Though I know it sounds otherwise, I am not dismissing the idea that the government has a valid interest in protecting “potential human life,” as its previous jurisprudence has recognized and that that *could* mean a threshold other than viability for imposing abortion restrictions. But if the Court is going to argue, for example, that fetal pain matters, it’s the Court majority that has opened the door to the viability threshold, since that is when science believes fetal pain begins. And if it rejects prevailing science on such questions, it is simply ignoring any reality inconsistent with its own ideological predilections.
I realize that, in one sense, none of this matters. The Court has ruled as it has and many states have already followed. But as the issue will continue to be the focus of the most intense debate, it’s still important to be as clear as possible about the debate’s premises as well as the chaos, suffering and further division this ruling will surely engender. Though this phase of the fight is over, the battle will continue.

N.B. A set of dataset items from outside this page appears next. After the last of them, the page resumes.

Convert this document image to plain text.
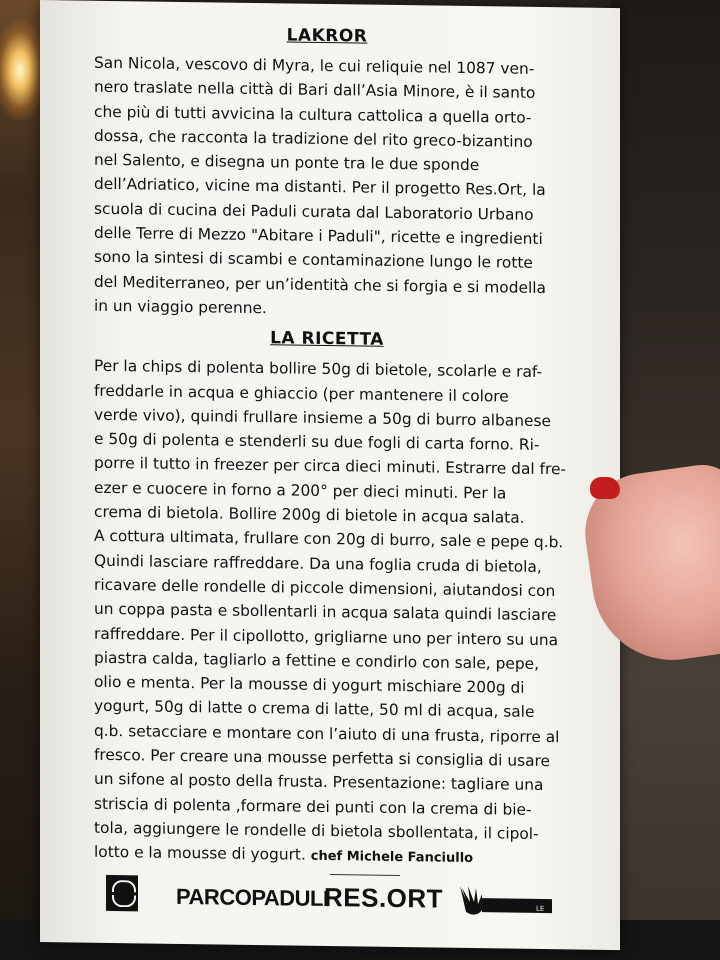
LAKROR

San Nicola, vescovo di Myra, le cui reliquie nel 1087 ven-
nero traslate nella città di Bari dall’Asia Minore, è il santo
che più di tutti avvicina la cultura cattolica a quella orto-
dossa, che racconta la tradizione del rito greco-bizantino
nel Salento, e disegna un ponte tra le due sponde
dell’Adriatico, vicine ma distanti. Per il progetto Res.Ort, la
scuola di cucina dei Paduli curata dal Laboratorio Urbano
delle Terre di Mezzo "Abitare i Paduli", ricette e ingredienti
sono la sintesi di scambi e contaminazione lungo le rotte
del Mediterraneo, per un’identità che si forgia e si modella
in un viaggio perenne.

LA RICETTA

Per la chips di polenta bollire 50g di bietole, scolarle e raf-
freddarle in acqua e ghiaccio (per mantenere il colore
verde vivo), quindi frullare insieme a 50g di burro albanese
e 50g di polenta e stenderli su due fogli di carta forno. Ri-
porre il tutto in freezer per circa dieci minuti. Estrarre dal fre-
ezer e cuocere in forno a 200° per dieci minuti. Per la
crema di bietola. Bollire 200g di bietole in acqua salata.
A cottura ultimata, frullare con 20g di burro, sale e pepe q.b.
Quindi lasciare raffreddare. Da una foglia cruda di bietola,
ricavare delle rondelle di piccole dimensioni, aiutandosi con
un coppa pasta e sbollentarli in acqua salata quindi lasciare
raffreddare. Per il cipollotto, grigliarne uno per intero su una
piastra calda, tagliarlo a fettine e condirlo con sale, pepe,
olio e menta. Per la mousse di yogurt mischiare 200g di
yogurt, 50g di latte o crema di latte, 50 ml di acqua, sale
q.b. setacciare e montare con l’aiuto di una frusta, riporre al
fresco. Per creare una mousse perfetta si consiglia di usare
un sifone al posto della frusta. Presentazione: tagliare una
striscia di polenta ,formare dei punti con la crema di bie-
tola, aggiungere le rondelle di bietola sbollentata, il cipol-
lotto e la mousse di yogurt. chef Michele Fanciullo

PARCOPADULI
RES.ORT	LE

Happy 4th to all who celebrate!
Thanks, Jonathan. I think we have established that the conservative majority doesn't let science or consistency get in the way. The fact that the first anti-abortion law was only passed in 1821, and that was after "quickening" (around the 13th-14th weeks) should provide sufficient evidence that the Founding Fathers didn't feel the need to assert the right to an abortion because women possessed that right already. And if they opposed abortion, not before 13 weeks. And let's review the conservative "pro-life" stance. They struck down gun protection laws that will lead to more deaths. They struck down abortion, which will lead to more maternal deaths. They kneecapped the EPA, which will lead to more environmentally-caused deaths. They support the death penalty, which leads to more deaths. They oppose the ACA and expanding Medicaid, which leads to more deaths. They oppose "pesky" safety regulations that are a "burden" to big businesses like coal mines, which lead to more deaths. I am really struggling to see what Conservatives do to save lives other than those of fetuses of poor women, who will be the only ones unable to access abortion care and will then be accused of being a burden on society and some of whose kids will be put in the school-to-prison-to-death-row pipeline.